I was struck by the immense irony of John Horgan’s recent exhortation to young people not to blow it for the rest of us with respect to COVID. The irony, of course, is that he and his government are blowing it for the younger generation by continuing to treat the environment as a resource for industrial activity and failing to protect species at risk.
In doing so, they jeopardize the future for the next generation in order to achieve their more immediate economic and political gains.
It seems I was not alone in seeing the irony. As I was preparing this column, I learned that the Dogwood Initiative will be releasing a response to Horgan from high school student and Dogwood staff member Nahira Gerster-Sim, making the same point. (By the time you read this, I imagine it will have been released.)
The issue was neatly summarised by Martyn Brown, chief of staff to former B.C. Liberal premier Gordon Campbell and a member of the weekly political panel on CBC Radio’s On the Island. In the April 9 broadcast, he described the NDP as “a labour government, not an environmental government,”saying that when there is a clash between what he called “brown” (industrial development) and green values, “the brown guys win.”

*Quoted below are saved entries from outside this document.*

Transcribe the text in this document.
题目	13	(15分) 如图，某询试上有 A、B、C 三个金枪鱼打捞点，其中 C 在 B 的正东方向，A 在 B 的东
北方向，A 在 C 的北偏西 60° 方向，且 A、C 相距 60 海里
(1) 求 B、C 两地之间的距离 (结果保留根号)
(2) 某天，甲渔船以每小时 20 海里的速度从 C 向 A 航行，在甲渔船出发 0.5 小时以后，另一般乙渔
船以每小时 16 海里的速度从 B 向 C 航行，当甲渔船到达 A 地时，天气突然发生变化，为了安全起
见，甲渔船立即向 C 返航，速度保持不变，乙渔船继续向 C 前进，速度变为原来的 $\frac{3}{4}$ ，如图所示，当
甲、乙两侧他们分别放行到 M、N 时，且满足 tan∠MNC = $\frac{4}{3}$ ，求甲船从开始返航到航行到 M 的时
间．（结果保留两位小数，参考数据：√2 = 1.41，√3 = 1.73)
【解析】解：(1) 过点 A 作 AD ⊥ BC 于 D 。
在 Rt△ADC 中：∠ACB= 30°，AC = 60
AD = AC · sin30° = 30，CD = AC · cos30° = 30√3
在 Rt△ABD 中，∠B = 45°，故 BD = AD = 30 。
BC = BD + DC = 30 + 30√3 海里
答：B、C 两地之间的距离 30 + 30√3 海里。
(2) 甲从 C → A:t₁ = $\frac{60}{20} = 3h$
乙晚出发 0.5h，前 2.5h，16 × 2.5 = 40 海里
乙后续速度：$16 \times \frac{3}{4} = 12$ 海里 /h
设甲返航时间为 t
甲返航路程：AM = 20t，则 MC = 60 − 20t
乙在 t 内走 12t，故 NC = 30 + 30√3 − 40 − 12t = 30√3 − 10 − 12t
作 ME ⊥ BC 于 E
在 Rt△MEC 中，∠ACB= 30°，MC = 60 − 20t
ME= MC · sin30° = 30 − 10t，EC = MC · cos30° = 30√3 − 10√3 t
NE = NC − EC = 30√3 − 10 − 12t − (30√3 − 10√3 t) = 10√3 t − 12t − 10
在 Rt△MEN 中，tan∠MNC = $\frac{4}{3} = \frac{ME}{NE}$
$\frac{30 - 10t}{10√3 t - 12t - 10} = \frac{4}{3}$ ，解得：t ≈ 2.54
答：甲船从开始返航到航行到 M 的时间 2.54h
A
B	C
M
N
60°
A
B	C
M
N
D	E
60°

This is a fundamental point: From the perspective of nature, it doesn’t matter much whether it is free-enterprise capitalism, state capitalism or socialism, all are intent on exploiting nature for personal or collective profit and human wellbeing, and all put the environment second at best. The only real difference is the way in which the proceeds will be divided up across society, and the degree of “greenwash” that will be applied.
Which is why we need Green parties, because they are the only political grouping that recognizes the total dependence of people on the well-functioning of the planet and promotes an economic and social system that can live within the means of the Earth.
The neglect of environmental concerns by the NDP government is apparent in many areas. Foremost is Horgan’s disavowal of his own commitment to bring in a Species at Risk Act. While his 2017 mandate letter to his Environment minister clearly states: “Enact an endangered species law,” Susan Cox reported in The Narwhal in April 2019 that Horgan had told reporters: “There’s no significant species-at-risk legislation on the docket for the foreseeable future here in B.C.”
Presumably, he had realized that protecting caribou, orca, salmon, owls or old-growth forest — arguably an eco-zone at risk — would present a problem for the forestry, mining, fossil fuel and other industries that continue to plunder B.C. So in the interests of profit before planet, the planned act had to go. And there is no mention of it in this week’s Throne Speech, although there is a vague reference to “build on the progress we have made recently — like … protecting wildlife and habitat.”
In fact, if the next generation is looking for an indication of the B.C. government’s neglect of their future, the Throne Speech is a good place to begin. While it may seem laudable, as the government states, to put people first, it is a problem for future generations if it means neglecting nature.
People and the planet need to be dealt with together and with an eye to the long-term, which is why, at a time of transition and recovery, at a potential turning point, the government should have announced the creation of a Wellbeing of Future Generations Act and Commissioner, based on the Welsh model.
There is so much missing in the Throne Speech that I will have to return to it next week. But a clear and consistent picture emerges: the NDP government has little interest in protecting nature in B.C. if that means getting in the way of logging, mining or any other harmful resource-extraction activity.
In failing to adequately protect and restore the forests, oceans and species that are the beating heart of B.C., Horgan’s government is jeopardizing the ecological and social wellbeing of future generations. He is blowing it for the young people he was so busy excoriating. No wonder they are ticked off.
Dr. Trevor Hancock is a retired professor and senior scholar at the University of Victoria’s School of Public Health and Social Policy.